Signing a guy to play first base who has barely played first base and who’s coming off shoulder surgery merely underscores the prevailing thought from yesterday: That the Braves can’t operate at a high-dollar level. They have to find guys on the cheap — post-operative guys — and shuffle them around.
Troy Glaus is a big bopper only if we’re in a time warp. He last topped 40 home runs in 2001. He has had one 100-RBI season since 2002. (Though he did drive in 99 in 2008.) Maybe he’s the bridge to Freddie Freeman in 2011, but he’s not much more. He’s a career .255 hitter who gets hurt a lot, and this will be his fifth different team in seven seasons.

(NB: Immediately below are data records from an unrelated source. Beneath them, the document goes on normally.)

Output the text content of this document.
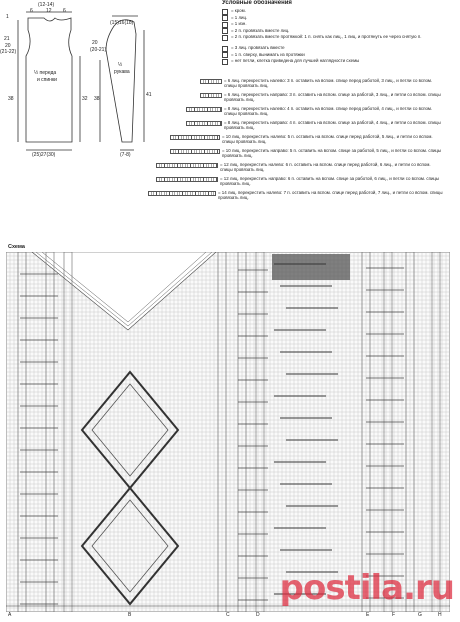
(12-14)
6	12 6
21
20
(21-22)
1
½ переда
и спинки
38	32
(25)27(30)
(15)16(18)
20
(20-21)
½
рукава
38
41
(7-8)
Условные обозначения
= кром.
= 1 лиц.
= 1 изн.
= 2 п. провязать вместе лиц.
= 2 п. провязать вместе протяжкой: 1 п. снять как лиц., 1 лиц. и протянуть ее через снятую п.
= 3 лиц. провязать вместе
= 1 п. сверху, вынимать из протяжки
= нет петли, клетка приведена для лучшей наглядности схемы
= 6 лиц. перекрестить налево: 3 п. оставить на вспом. спице перед работой, 3 лиц., и петли со вспом. спицы провязать лиц.
= 6 лиц. перекрестить направо: 3 п. оставить на вспом. спице за работой, 3 лиц., и петли со вспом. спицы провязать лиц.
= 8 лиц. перекрестить налево: 4 п. оставить на вспом. спице перед работой, 4 лиц., и петли со вспом. спицы провязать лиц.
= 8 лиц. перекрестить направо: 4 п. оставить на вспом. спице за работой, 4 лиц., и петли со вспом. спицы провязать лиц.
= 10 лиц. перекрестить налево: 5 п. оставить на вспом. спице перед работой, 5 лиц., и петли со вспом. спицы провязать лиц.
= 10 лиц. перекрестить направо: 5 п. оставить на вспом. спице за работой, 5 лиц., и петли со вспом. спицы провязать лиц.
= 12 лиц. перекрестить налево: 6 п. оставить на вспом. спице перед работой, 6 лиц., и петли со вспом. спицы провязать лиц.
= 12 лиц. перекрестить направо: 6 п. оставить на вспом. спице за работой, 6 лиц., и петли со вспом. спицы провязать лиц.
= 14 лиц. перекрестить налево: 7 п. оставить на вспом. спице перед работой, 7 лиц., и петли со вспом. спицы провязать лиц.
Схема
A	B	C	D	E	F	G	H
postila.ru
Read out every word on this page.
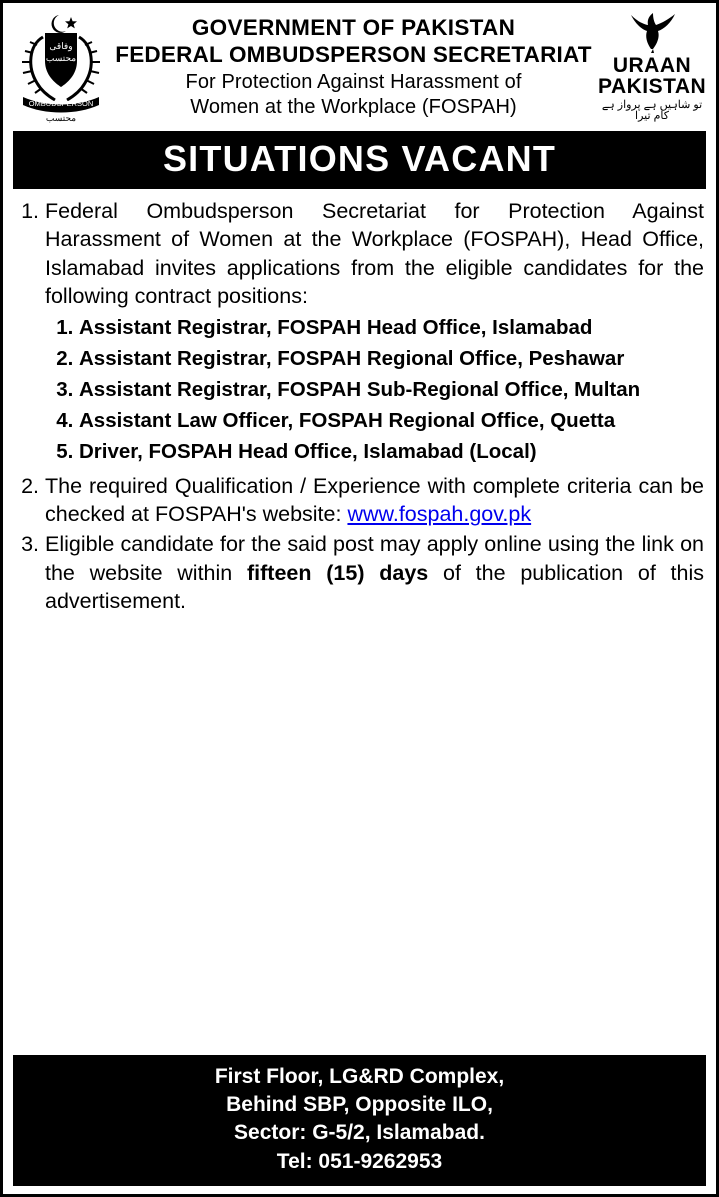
وفاقی
محتسب
OMBUDSPERSON
محتسب
GOVERNMENT OF PAKISTAN
FEDERAL OMBUDSPERSON SECRETARIAT
For Protection Against Harassment of
Women at the Workplace (FOSPAH)
URAAN
PAKISTAN
تو شاہیں ہے پرواز ہے کام تیرا
SITUATIONS VACANT
1. Federal Ombudsperson Secretariat for Protection Against Harassment of Women at the Workplace (FOSPAH), Head Office, Islamabad invites applications from the eligible candidates for the following contract positions:
1. Assistant Registrar, FOSPAH Head Office, Islamabad
2. Assistant Registrar, FOSPAH Regional Office, Peshawar
3. Assistant Registrar, FOSPAH Sub-Regional Office, Multan
4. Assistant Law Officer, FOSPAH Regional Office, Quetta
5. Driver, FOSPAH Head Office, Islamabad (Local)
2. The required Qualification / Experience with complete criteria can be checked at FOSPAH's website: www.fospah.gov.pk
3. Eligible candidate for the said post may apply online using the link on the website within fifteen (15) days of the publication of this advertisement.
First Floor, LG&RD Complex,
Behind SBP, Opposite ILO,
Sector: G-5/2, Islamabad.
Tel: 051-9262953
PID(I)4789/25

And he’ll be playing a new position.
Give Frank Wren credit for being creative. He found a bat that none of us had really considered. But it’s possible that none of us had considered Troy Glaus as a first-base fit because he isn’t. When you introduce Glaus as your Big Bat, it tells us you never had a prayer of landing Jason Bay or Matt Holliday.
Tell me the truth: If the $9 million saved in the Vazquez-Cabrera trade allowed the Braves to sign Glaus, was that money well saved? To lose your best pitcher from 2009 and to land a guy who might be a platoon outfielder and a third baseman coming off surgery (plus a couple of young pitchers) … are the Braves better off now than they were two days ago?
I say no. I say the rotation has been weakened. (I also wonder what happens if a starting pitcher develops a bum shoulder.) I say the lineup hasn’t been strengthened in a way that will yield a major upgrade. I also think the Braves would have been better off with Adam LaRoche.
I know, I know. LaRoche is hunting more money and a longer contract. That’s what established players want. That’s why the Braves acquire so few of them.